Jonathan Harris – Bizans ve Haçlılar (2023)

 

Haçlı seferleri yahut Bizans ile Batı arasındaki ilişkiler konularını inceleyen hiç kimse bu kitabı göz ardı edemez.

Jonathan Harris, Haçlı Seferleri sırasında Bizans’taki gelişmeleri, yöneticilerinin bakış açısını sunuyor.

Bizans’ın Batı Avrupa, Haçlı Seferleri ve haçlı devletleri ile etkileşiminin ana anahtarlarından birinin, halklar arasındaki herhangi bir genel düşmanlıktan ziyade Bizans İmparatorluğu’nun doğasında ve onu destekleyen ideolojide bulunabileceğini savunuyor.

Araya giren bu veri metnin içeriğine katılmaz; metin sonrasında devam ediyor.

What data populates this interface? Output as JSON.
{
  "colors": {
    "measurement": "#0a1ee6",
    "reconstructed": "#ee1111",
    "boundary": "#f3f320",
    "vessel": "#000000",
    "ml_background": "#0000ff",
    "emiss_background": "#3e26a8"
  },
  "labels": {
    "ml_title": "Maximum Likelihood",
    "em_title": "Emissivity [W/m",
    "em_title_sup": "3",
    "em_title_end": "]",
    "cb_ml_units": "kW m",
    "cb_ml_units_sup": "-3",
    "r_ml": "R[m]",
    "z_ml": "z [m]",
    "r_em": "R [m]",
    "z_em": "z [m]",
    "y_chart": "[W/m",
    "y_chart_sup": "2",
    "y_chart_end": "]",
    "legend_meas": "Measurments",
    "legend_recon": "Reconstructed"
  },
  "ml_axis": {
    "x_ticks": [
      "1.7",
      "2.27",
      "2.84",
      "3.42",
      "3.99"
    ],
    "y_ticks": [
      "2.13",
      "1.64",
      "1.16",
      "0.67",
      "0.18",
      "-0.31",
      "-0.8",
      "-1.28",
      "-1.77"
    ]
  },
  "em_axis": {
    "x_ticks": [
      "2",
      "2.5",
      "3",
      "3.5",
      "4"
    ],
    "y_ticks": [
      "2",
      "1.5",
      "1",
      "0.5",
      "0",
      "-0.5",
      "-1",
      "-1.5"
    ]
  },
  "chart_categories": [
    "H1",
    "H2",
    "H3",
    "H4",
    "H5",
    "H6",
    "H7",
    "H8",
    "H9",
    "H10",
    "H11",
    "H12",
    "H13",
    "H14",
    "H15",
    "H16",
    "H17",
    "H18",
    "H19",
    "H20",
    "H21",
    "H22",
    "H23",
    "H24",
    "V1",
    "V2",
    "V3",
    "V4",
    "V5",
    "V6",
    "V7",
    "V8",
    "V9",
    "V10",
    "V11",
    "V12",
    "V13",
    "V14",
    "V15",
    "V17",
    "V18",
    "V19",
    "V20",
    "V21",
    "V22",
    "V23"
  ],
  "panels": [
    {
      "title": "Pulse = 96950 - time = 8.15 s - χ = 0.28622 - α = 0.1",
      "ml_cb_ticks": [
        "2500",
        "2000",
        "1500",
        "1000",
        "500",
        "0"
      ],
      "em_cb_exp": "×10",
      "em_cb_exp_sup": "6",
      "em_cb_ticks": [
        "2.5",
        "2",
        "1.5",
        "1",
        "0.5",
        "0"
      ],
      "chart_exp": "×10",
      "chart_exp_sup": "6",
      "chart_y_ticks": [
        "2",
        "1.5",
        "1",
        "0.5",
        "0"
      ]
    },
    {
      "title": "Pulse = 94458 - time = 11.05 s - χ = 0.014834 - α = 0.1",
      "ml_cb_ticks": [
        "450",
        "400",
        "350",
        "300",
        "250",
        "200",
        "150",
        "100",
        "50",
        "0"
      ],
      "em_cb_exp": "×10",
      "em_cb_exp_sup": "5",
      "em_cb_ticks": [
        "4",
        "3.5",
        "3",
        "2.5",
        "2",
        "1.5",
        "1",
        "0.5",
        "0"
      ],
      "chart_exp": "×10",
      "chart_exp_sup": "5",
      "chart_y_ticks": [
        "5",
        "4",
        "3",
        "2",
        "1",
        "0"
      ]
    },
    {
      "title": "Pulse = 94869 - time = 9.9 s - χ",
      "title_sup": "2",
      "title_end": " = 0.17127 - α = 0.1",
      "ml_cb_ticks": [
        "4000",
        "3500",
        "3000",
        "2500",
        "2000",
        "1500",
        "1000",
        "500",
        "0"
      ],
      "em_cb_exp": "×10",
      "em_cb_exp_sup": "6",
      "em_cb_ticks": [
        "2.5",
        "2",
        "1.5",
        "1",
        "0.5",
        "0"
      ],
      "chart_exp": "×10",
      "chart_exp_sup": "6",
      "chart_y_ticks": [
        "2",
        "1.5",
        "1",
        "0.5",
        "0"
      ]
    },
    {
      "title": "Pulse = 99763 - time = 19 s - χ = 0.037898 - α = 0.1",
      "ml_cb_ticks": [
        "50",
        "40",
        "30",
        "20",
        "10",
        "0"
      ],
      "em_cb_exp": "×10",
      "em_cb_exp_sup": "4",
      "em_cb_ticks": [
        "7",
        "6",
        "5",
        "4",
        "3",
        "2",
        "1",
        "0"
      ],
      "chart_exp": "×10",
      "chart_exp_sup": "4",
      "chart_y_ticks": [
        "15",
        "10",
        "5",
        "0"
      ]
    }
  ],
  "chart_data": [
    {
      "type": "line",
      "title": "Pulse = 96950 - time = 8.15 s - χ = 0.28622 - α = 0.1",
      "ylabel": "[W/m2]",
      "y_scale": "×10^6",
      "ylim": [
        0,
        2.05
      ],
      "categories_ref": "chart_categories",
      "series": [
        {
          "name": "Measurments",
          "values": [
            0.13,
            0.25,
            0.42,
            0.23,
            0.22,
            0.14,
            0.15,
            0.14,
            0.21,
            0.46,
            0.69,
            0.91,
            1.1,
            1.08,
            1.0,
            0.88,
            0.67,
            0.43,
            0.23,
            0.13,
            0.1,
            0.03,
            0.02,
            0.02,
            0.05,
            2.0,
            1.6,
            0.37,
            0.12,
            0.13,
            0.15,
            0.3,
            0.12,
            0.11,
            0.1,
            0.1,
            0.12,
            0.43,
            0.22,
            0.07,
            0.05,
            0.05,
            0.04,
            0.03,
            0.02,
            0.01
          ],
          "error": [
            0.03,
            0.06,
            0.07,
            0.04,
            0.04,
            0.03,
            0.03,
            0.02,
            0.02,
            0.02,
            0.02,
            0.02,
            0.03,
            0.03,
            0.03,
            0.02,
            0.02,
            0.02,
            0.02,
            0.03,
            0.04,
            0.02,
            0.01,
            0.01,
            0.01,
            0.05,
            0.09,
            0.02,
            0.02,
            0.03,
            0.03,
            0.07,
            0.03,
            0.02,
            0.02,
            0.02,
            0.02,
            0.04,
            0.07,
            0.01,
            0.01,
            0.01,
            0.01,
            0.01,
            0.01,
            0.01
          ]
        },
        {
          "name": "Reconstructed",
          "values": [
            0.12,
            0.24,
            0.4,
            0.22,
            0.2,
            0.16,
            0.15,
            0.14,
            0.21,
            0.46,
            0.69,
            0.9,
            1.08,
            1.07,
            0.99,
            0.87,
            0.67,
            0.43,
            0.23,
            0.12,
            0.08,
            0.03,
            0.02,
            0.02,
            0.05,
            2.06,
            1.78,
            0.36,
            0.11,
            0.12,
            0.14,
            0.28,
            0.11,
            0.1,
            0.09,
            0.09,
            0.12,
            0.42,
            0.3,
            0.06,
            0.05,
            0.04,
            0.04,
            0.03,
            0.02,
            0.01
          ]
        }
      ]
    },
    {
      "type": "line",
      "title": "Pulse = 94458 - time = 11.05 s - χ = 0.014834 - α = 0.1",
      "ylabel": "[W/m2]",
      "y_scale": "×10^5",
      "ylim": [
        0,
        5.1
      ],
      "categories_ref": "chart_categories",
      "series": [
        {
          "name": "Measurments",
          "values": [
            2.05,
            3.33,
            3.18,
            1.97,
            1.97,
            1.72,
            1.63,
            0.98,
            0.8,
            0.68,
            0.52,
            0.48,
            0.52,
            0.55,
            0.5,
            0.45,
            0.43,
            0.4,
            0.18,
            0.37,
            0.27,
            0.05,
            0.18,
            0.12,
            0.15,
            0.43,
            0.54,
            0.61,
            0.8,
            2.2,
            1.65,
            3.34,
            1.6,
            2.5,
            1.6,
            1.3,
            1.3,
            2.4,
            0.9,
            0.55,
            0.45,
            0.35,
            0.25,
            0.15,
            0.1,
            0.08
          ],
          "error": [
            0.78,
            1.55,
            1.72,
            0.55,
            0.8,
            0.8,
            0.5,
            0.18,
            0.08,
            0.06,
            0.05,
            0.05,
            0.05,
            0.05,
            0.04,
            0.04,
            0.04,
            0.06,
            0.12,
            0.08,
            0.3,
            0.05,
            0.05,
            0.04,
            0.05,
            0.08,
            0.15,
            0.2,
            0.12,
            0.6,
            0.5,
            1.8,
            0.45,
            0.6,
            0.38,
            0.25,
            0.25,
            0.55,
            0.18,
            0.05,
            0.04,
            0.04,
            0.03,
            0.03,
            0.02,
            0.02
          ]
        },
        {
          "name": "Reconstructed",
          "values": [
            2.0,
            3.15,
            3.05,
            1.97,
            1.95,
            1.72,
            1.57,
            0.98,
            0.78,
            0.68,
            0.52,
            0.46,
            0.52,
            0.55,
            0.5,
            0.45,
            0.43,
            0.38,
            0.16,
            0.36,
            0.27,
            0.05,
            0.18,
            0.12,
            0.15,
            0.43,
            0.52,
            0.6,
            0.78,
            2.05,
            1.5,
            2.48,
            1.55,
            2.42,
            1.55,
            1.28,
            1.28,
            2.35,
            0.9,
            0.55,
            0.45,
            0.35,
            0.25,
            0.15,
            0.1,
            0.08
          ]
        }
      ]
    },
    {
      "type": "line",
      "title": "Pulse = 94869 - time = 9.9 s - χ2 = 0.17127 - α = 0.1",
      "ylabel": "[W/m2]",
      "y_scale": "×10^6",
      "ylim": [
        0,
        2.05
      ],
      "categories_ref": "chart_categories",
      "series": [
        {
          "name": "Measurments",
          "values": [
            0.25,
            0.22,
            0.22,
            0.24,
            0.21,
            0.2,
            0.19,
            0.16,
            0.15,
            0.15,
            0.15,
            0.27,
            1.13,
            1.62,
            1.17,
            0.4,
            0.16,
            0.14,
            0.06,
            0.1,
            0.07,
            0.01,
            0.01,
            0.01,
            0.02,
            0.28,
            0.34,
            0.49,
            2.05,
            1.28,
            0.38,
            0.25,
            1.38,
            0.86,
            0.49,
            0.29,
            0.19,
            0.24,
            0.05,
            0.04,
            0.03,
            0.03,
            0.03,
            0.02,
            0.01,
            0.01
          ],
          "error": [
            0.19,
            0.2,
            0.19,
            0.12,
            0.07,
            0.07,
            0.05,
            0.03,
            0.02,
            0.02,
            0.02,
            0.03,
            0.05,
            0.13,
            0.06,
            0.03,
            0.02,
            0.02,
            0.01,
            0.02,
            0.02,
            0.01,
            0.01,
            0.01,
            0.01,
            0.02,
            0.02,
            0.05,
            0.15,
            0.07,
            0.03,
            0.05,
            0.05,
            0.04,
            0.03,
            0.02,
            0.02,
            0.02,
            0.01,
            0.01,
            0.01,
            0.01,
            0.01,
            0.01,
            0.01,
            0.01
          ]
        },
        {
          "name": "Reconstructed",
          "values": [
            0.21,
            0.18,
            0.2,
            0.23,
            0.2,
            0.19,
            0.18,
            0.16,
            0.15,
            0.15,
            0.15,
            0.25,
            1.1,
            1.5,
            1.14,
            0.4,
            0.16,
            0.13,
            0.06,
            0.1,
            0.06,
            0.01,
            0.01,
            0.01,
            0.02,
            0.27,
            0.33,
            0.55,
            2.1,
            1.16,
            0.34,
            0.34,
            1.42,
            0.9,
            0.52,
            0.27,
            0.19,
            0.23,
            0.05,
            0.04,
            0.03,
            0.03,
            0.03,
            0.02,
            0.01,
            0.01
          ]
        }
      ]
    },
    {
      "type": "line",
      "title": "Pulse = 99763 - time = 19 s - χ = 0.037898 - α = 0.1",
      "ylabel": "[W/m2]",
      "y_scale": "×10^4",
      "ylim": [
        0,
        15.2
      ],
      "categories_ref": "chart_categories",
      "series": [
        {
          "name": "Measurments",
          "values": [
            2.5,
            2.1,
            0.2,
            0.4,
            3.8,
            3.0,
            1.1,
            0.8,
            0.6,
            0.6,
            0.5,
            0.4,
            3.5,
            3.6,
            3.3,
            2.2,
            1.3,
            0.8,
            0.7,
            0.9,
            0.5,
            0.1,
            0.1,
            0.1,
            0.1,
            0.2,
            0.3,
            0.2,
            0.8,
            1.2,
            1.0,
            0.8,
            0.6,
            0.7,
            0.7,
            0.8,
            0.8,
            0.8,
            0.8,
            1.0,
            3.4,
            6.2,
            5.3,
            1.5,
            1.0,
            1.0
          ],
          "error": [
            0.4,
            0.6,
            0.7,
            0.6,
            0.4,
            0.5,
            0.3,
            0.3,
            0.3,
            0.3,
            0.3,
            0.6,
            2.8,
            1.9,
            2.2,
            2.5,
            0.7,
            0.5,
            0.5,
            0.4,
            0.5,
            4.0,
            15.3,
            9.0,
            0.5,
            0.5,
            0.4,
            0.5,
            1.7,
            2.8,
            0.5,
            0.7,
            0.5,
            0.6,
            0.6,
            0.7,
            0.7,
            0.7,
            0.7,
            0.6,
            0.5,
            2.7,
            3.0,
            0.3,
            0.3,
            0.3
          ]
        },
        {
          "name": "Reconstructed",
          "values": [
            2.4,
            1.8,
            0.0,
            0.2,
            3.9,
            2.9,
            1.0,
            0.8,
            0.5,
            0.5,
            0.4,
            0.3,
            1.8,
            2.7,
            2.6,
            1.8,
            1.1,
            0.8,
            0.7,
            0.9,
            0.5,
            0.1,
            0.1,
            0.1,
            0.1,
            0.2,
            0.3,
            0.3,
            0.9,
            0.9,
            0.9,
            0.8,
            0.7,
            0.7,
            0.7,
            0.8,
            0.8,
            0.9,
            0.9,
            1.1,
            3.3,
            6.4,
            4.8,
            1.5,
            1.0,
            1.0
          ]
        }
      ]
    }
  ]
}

Çalışma, güncellenmiş bir notlar bölümü ve bibliyografyanın yanı sıra metne önemli yeni eklemeler içeriyor.

Harris, İstanbul ve Anadolu tarihinin belki de en çalkantılı dönemini anlatıyor.

Yaşlanmakta olan Bizans İmparatorluğu hem Batıdan hem de Doğudan gelen, aynı zamanda dost ve düşman olabilen akınlarla mücadele ederek “Kutsal Konstantinapolis”ini korumaya çalışıyor.

Tüm bunlarla mücadelesinde kendine özgü diplomasi tarzı ve stratejileriyle ortaçağın değişen dünyasında ayakta kalmaya çalışıyor.

Harris, “Haçlı Seferleri Bizans için dost muydu yoksa düşman mı?” sorusunu kitap boyunca çok boyutlu inceliyor.

Harris’in uzmanlığı, anlatımını olağanüstü sade ve sürükleyici kılıyor.

  • Künye: Jonathan Harris – Bizans ve Haçlılar, çeviren: Tevabil Alkaç, Alfa Yayınları, tarih, 408 sayfa, 2023

Christopher Tyerman – Bir Haçlı Seferi Nasıl Planlanır? (2021)

Orta Çağ’da bir erkeği yahut kadını Kutsal Topraklara doğru belirsiz ve tehlikeli bir yolculuğa çıkaran faktörler nelerdi?

Christopher Tyerman, bir haçlı seferinin debdebeli hazırlıkları ve maliyetini merkeze alarak Orta Çağ toplumunun doğası hakkında bizi aydınlatıyor.

Birinci Haçlı Seferi’nin ve sonraki Haçlı Seferlerinin öyküsü sıra dışıdır fakat çoğu araştırma, Papa’nın yaptığı çağrıları kısaca anlatıp hemen muharebe meydanına geçmeye çalışır.

Tyerman daha farklı bir yol izleyerek gözden kaçan bir noktaya, Haçlı Seferlerinin nasıl planlandığına odaklanıyor.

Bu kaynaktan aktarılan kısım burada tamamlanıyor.